As I researched this, and not to my surprise, I found others had already done it. Through postings of others, I was turned on to a website auberins.com, Temperature control solutions for home and industry. It had all the equipment I needed at and at reasonable prices to achieve my goal. I placed my order for my parts and got them in yesterday. Now the project begins...
The goal is to have a furnace that I can set the desired temperature and this temperature will be maintained with no interaction by me to within 10°F. The PID controller should maintain it within 1°F so my goal should be easily met. My other goal was to install this as part of the furnace rather than as an external box that the furnace plugs into. The external box is simple and can be easily used for another purpose so there are benefits to it but I want a clean single unit to plug in, melt lead, and store.
Here is my somewhat dirty Lee Pro 4 20 Furnace that I am starting with.
Here is the equipment that I bought from auberins.com, Temperature control solutions for home and industry.
- 1/16 Din PID Temperature Controller (SSR control output)
- 25A SSR (Solid State Relay)
- Heat Sink for SSR
- K type high temperature thermocouple
- Compact extruded aluminum box for 1/16 Din controller
- Panel mount for K thermocouple
- Flashing Buzzer
First step is to disassemble the Lee Pot controller housing. This consists of removing just a few screw on top and the bottom. As you can see, there isn't much to them inside. It is mostly just empty space. A rheostat and wires to the heating coil. I was glad to see this because it meant I had room to work with on my project!

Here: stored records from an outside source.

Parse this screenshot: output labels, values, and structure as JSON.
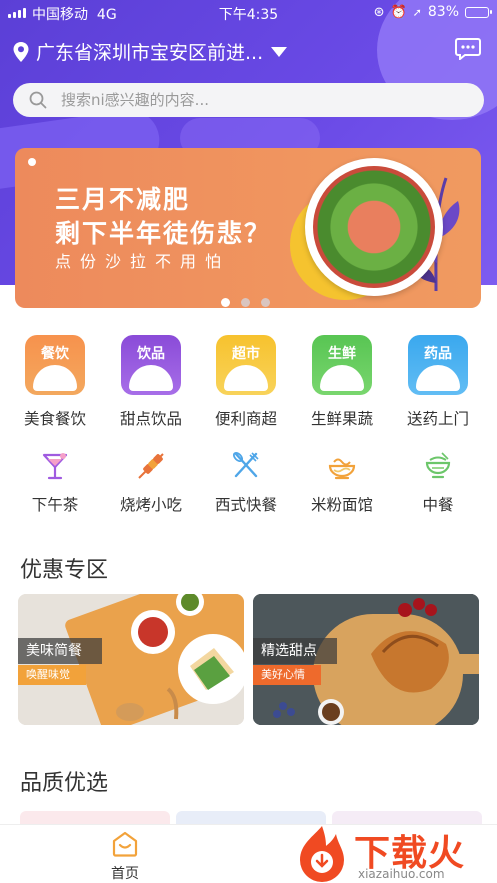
{
  "status_bar": {
    "carrier": "中国移动",
    "network": "4G",
    "time": "下午4:35",
    "battery": "83%"
  },
  "header": {
    "location": "广东省深圳市宝安区前进...",
    "search_placeholder": "搜索ni感兴趣的内容..."
  },
  "banner": {
    "line1": "三月不减肥",
    "line2": "剩下半年徒伤悲？",
    "line3": "点份沙拉不用怕",
    "page_count": 3,
    "current_page": 1
  },
  "categories": [
    {
      "tag": "餐饮",
      "label": "美食餐饮",
      "color_top": "#f7924d",
      "color_bottom": "#f3a85e"
    },
    {
      "tag": "饮品",
      "label": "甜点饮品",
      "color_top": "#8a4bd8",
      "color_bottom": "#a76ee8"
    },
    {
      "tag": "超市",
      "label": "便利商超",
      "color_top": "#f7c22e",
      "color_bottom": "#f8d35a"
    },
    {
      "tag": "生鲜",
      "label": "生鲜果蔬",
      "color_top": "#58c553",
      "color_bottom": "#79d66e"
    },
    {
      "tag": "药品",
      "label": "送药上门",
      "color_top": "#3aa8ee",
      "color_bottom": "#62bdf4"
    }
  ],
  "sub_categories": [
    {
      "label": "下午茶",
      "icon": "cocktail-glass-icon"
    },
    {
      "label": "烧烤小吃",
      "icon": "skewer-icon"
    },
    {
      "label": "西式快餐",
      "icon": "fork-knife-icon"
    },
    {
      "label": "米粉面馆",
      "icon": "noodle-bowl-icon"
    },
    {
      "label": "中餐",
      "icon": "rice-bowl-icon"
    }
  ],
  "sections": {
    "promo_title": "优惠专区",
    "quality_title": "品质优选"
  },
  "promos": [
    {
      "title": "美味简餐",
      "subtitle": "唤醒味觉",
      "sub_color": "#f2a23a"
    },
    {
      "title": "精选甜点",
      "subtitle": "美好心情",
      "sub_color": "#ee6a2c"
    }
  ],
  "tabbar": {
    "home_label": "首页"
  },
  "watermark": {
    "name": "下载火",
    "url": "xiazaihuo.com"
  },
  "colors": {
    "hero_purple": "#5b3fd6",
    "accent_orange": "#f2a23a",
    "sub_icon_purple": "#a05be0",
    "sub_icon_orange": "#f2a23a",
    "sub_icon_blue": "#4fa6e8",
    "sub_icon_green": "#6cc66a"
  }
}
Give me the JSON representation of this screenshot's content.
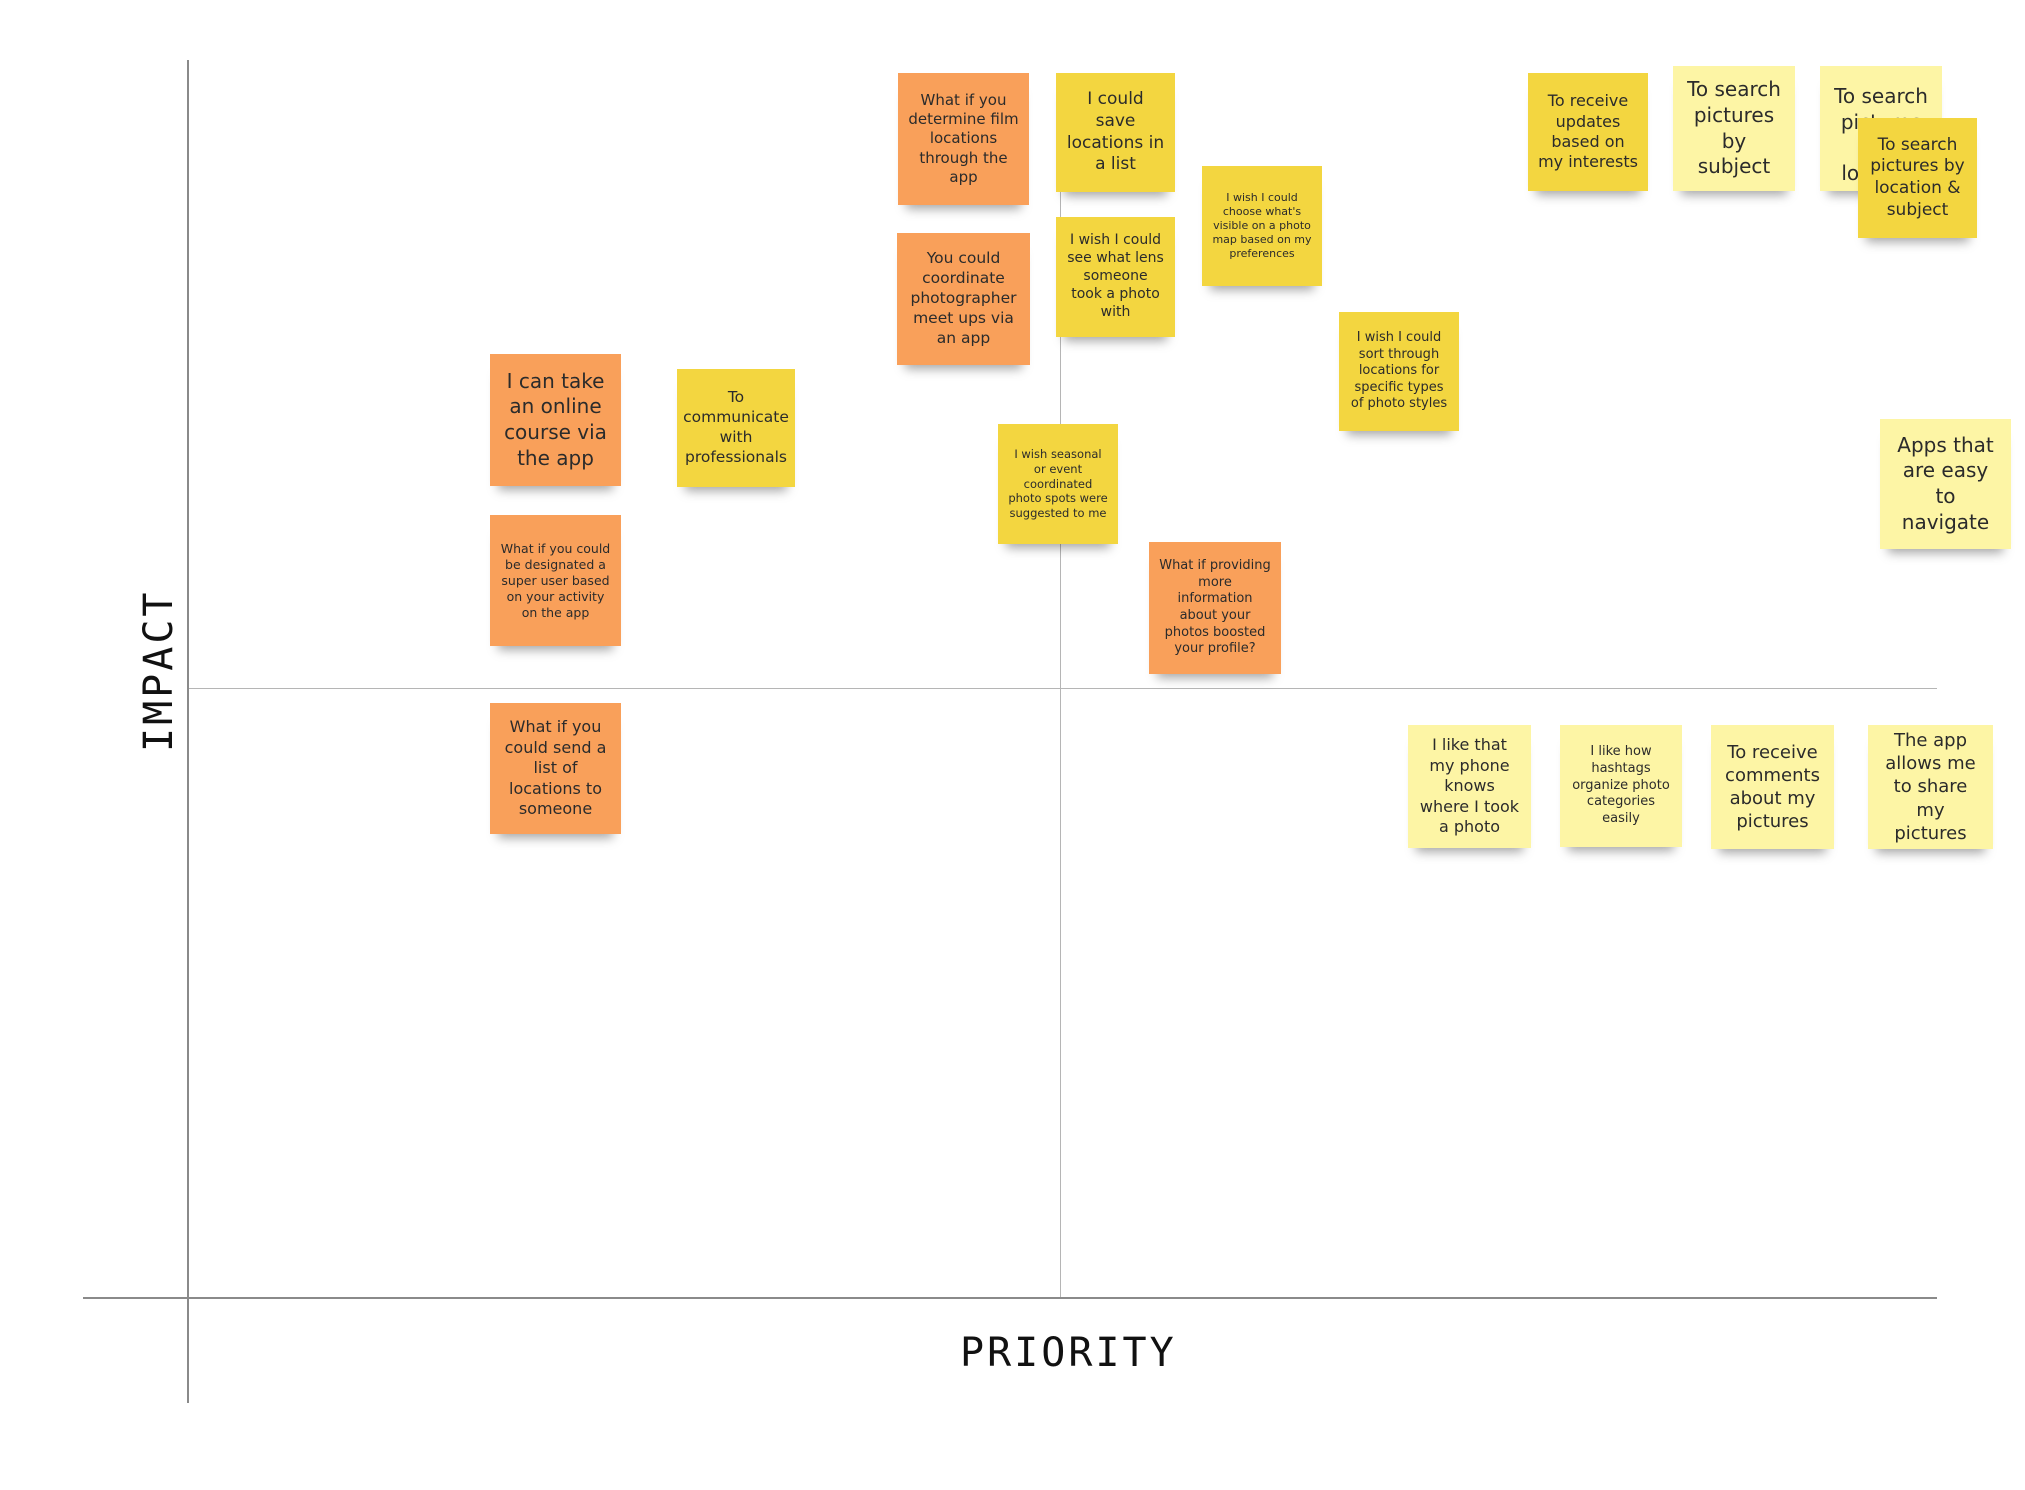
{
  "axes": {
    "x_label": "PRIORITY",
    "y_label": "IMPACT"
  },
  "colors": {
    "orange": "#f9a05a",
    "yellow": "#f3d640",
    "light_yellow": "#fdf5a5",
    "axis": "#8a8a8a"
  },
  "notes": [
    {
      "id": "film-locations",
      "text": "What if you determine film locations through the app",
      "color": "orange"
    },
    {
      "id": "save-locations",
      "text": "I could save locations in a list",
      "color": "yellow"
    },
    {
      "id": "coordinate-meetups",
      "text": "You could coordinate photographer meet ups via an app",
      "color": "orange"
    },
    {
      "id": "lens-info",
      "text": "I wish I could see what lens someone took a photo with",
      "color": "yellow"
    },
    {
      "id": "photo-map-prefs",
      "text": "I wish I could choose what's visible on a photo map based on my preferences",
      "color": "yellow"
    },
    {
      "id": "updates-interests",
      "text": "To receive updates based on my interests",
      "color": "yellow"
    },
    {
      "id": "search-subject",
      "text": "To search pictures by subject",
      "color": "light_yellow"
    },
    {
      "id": "search-location-back",
      "text": "To search pictures by location",
      "color": "light_yellow"
    },
    {
      "id": "search-location-subject",
      "text": "To search pictures by location & subject",
      "color": "yellow"
    },
    {
      "id": "sort-photo-styles",
      "text": "I wish I could sort through locations for specific types of photo styles",
      "color": "yellow"
    },
    {
      "id": "online-course",
      "text": "I can take an online course via the app",
      "color": "orange"
    },
    {
      "id": "communicate-pros",
      "text": "To communicate with professionals",
      "color": "yellow"
    },
    {
      "id": "seasonal-spots",
      "text": "I wish seasonal or event coordinated photo spots were suggested to me",
      "color": "yellow"
    },
    {
      "id": "easy-navigate",
      "text": "Apps that are easy to navigate",
      "color": "light_yellow"
    },
    {
      "id": "super-user",
      "text": "What if you could be designated a super user based on your activity on the app",
      "color": "orange"
    },
    {
      "id": "profile-boost",
      "text": "What if providing more information about your photos boosted your profile?",
      "color": "orange"
    },
    {
      "id": "send-list",
      "text": "What if you could send a list of locations to someone",
      "color": "orange"
    },
    {
      "id": "phone-knows",
      "text": "I like that my phone knows where I took a photo",
      "color": "light_yellow"
    },
    {
      "id": "hashtags",
      "text": "I like how hashtags organize photo categories easily",
      "color": "light_yellow"
    },
    {
      "id": "receive-comments",
      "text": "To receive comments about my pictures",
      "color": "light_yellow"
    },
    {
      "id": "share-pictures",
      "text": "The app allows me to share my pictures",
      "color": "light_yellow"
    }
  ]
}
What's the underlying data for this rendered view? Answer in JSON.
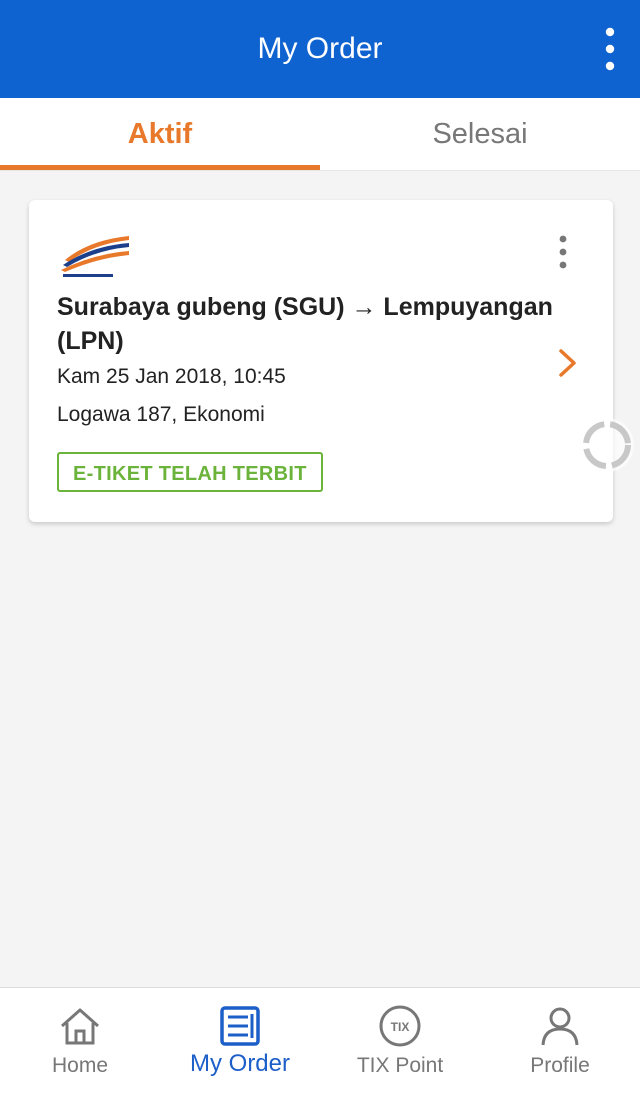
{
  "appbar": {
    "title": "My Order",
    "menu_icon": "more-vert-icon"
  },
  "tabs": [
    {
      "label": "Aktif",
      "active": true
    },
    {
      "label": "Selesai",
      "active": false
    }
  ],
  "order": {
    "logo_icon": "kereta-api-logo",
    "route": "Surabaya gubeng (SGU) → Lempuyangan (LPN)",
    "datetime": "Kam 25 Jan 2018, 10:45",
    "train": "Logawa 187, Ekonomi",
    "status": "E-TIKET TELAH TERBIT"
  },
  "bottom_nav": [
    {
      "label": "Home",
      "icon": "home-icon"
    },
    {
      "label": "My Order",
      "icon": "order-list-icon"
    },
    {
      "label": "TIX Point",
      "icon": "tix-point-icon"
    },
    {
      "label": "Profile",
      "icon": "profile-icon"
    }
  ],
  "colors": {
    "primary": "#0f63d0",
    "accent": "#e8782a",
    "success": "#6bb33b",
    "nav_active": "#1d5fc9"
  }
}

I had been wondering where I was going to mount the relay and heat sink and after I had the Lee housing apart, I found that the relay barely fits within it; but not the heat sink. So I decided to mount the relay to the base of the Lee Pot and allow the base to act as a heat sink. The heat sink I bought came with some thermal coupling grease so I lightly coated the bottom of the SSR, drilled a couple of holes and screwed the SSR to the Lee.